9 comments on “Batman Eternal 27

  1. That’s one of the really interesting things that we know about the future of Gotham: there are more active, meaningful roles for all these female characters to play. The little bit of the post-Eternal universe we’ve seen in Batman proper shows us Mob Boss Selina, Harper as Blue Bird and Spoiler as a major player. But then there’s also Lark as he appears in Batman 35 – we have no idea who this is yet, but a cursory glance at his appearance in Bruce’s fantasy reveals that he’s black. That’s another new “outsider” perspective in the Bat-family. I do think that the Gotham Snyder is aiming for is a more inclusive place, where Batman has support from more than just a handful of white surrogate sons.

    Spencer, I really like Croc as an extension of that necessity for non-Bruce Wayne perspectives: it reinforces the idea that Gothamites need to be empowered rather than rescued. And that’s a fine feminist reading too.

    • I don’t know if you guys know, but Catwoman is getting a new creative team starting with issue 35. I intend to give it a shot, I’m quite curious to see Catwoman as a crime boss (I think the series takes place after Eternal, although I’m not sure) and it certainly can’t be worse than it was. Perhaps she’ll finally be written AND drawn with respect, which would be a first in a long damn time.

        • Yeah, I maintain that that kind of thing shouldn’t matter. My favorite lady superhero right now is Wonder Woman, written by a man (crazy coincidence, he’s also my favorite comic writer), and Batwoman was expertly written by Rucka first and then J.H. Williams and Hayden Blackman. I’ll give Genevieve Valentine the same chance I’d give anyone else, gender be damned.

        • It shouldn’t matter, and perhaps it doesn’t, but at the same time, it’s hard not to draw a straight line joining few female creators in comics to poor depiction of female characters in comics. That being said, I agree with you that some men are very adept at depicting women with the respect and agency they deserve, and right atop that list in my book is, as you mentioned, Greg Rucka. From Batwoman to Renée Montoya and Forever Carlyle, the man’s specialty seems to be writing women, and doing it damn well.

        • More importantly, insisting that women write women totally pigeonholes them, keeping flagship series like Batman and Superman perpetually out of reach. Personally, I think it would be great to see DC appoint a female writer to a male-led book — if men can write women, why shouldn’t women write men?
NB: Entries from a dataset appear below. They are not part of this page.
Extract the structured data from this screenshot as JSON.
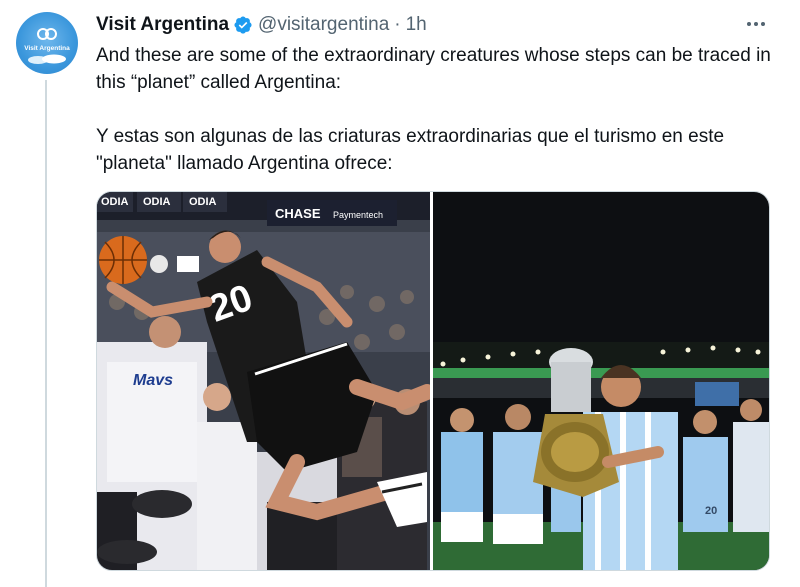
{
  "tweet": {
    "display_name": "Visit Argentina",
    "handle": "@visitargentina",
    "separator": "·",
    "time": "1h",
    "avatar_label": "Visit Argentina",
    "text_en": "And these are some of the extraordinary creatures whose steps can be traced in this “planet” called Argentina:",
    "text_es": "Y estas son algunas de las criaturas extraordinarias que el turismo en este \"planeta\" llamado Argentina ofrece:"
  },
  "media": {
    "left_photo": {
      "banner_brand_1": "ODIA",
      "banner_brand_2": "ODIA",
      "banner_brand_3": "ODIA",
      "banner_sponsor": "CHASE",
      "banner_sponsor_sub": "Paymentech",
      "jersey_number": "20",
      "fan_shirt": "Mavs"
    },
    "right_photo": {
      "jersey_number": "20"
    }
  },
  "colors": {
    "verified": "#1d9bf0",
    "text_primary": "#0f1419",
    "text_secondary": "#536471",
    "thread_line": "#cfd9de"
  },
  "icons": {
    "verified": "verified-badge-icon",
    "more": "more-options-icon"
  }
}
        • Definitely, and I hope that isn’t how my comment came across. All I’m saying is that I hope the fact that it will be a woman might increase the odds of getting a respectful portrayal. That being said, I would give any character I’m interested in as much of a shot with a woman writing as I would with a man. Hell, my favorite author of all time, Agatha Christie, wrote essentially just men, and in a genre that many would consider to be a man’s genre, and she was the best at it by far.

        • Garry Brown on art seems to be a good thing – He was the artist for Iron Patriot (which I didn’t like), but the art was decent and relatively distinct. He had a pretty cool noir cover for Edge of Spider-Verse #4 as well. I’m not dying to get in to a Catwoman series, but DC needs to attract me with SOMETHING (I’m seriously down to just Batman and my comic guy that runs a small store doesn’t even put many DC regular books on the shelves because they just end up in dollar bins) so this might be it.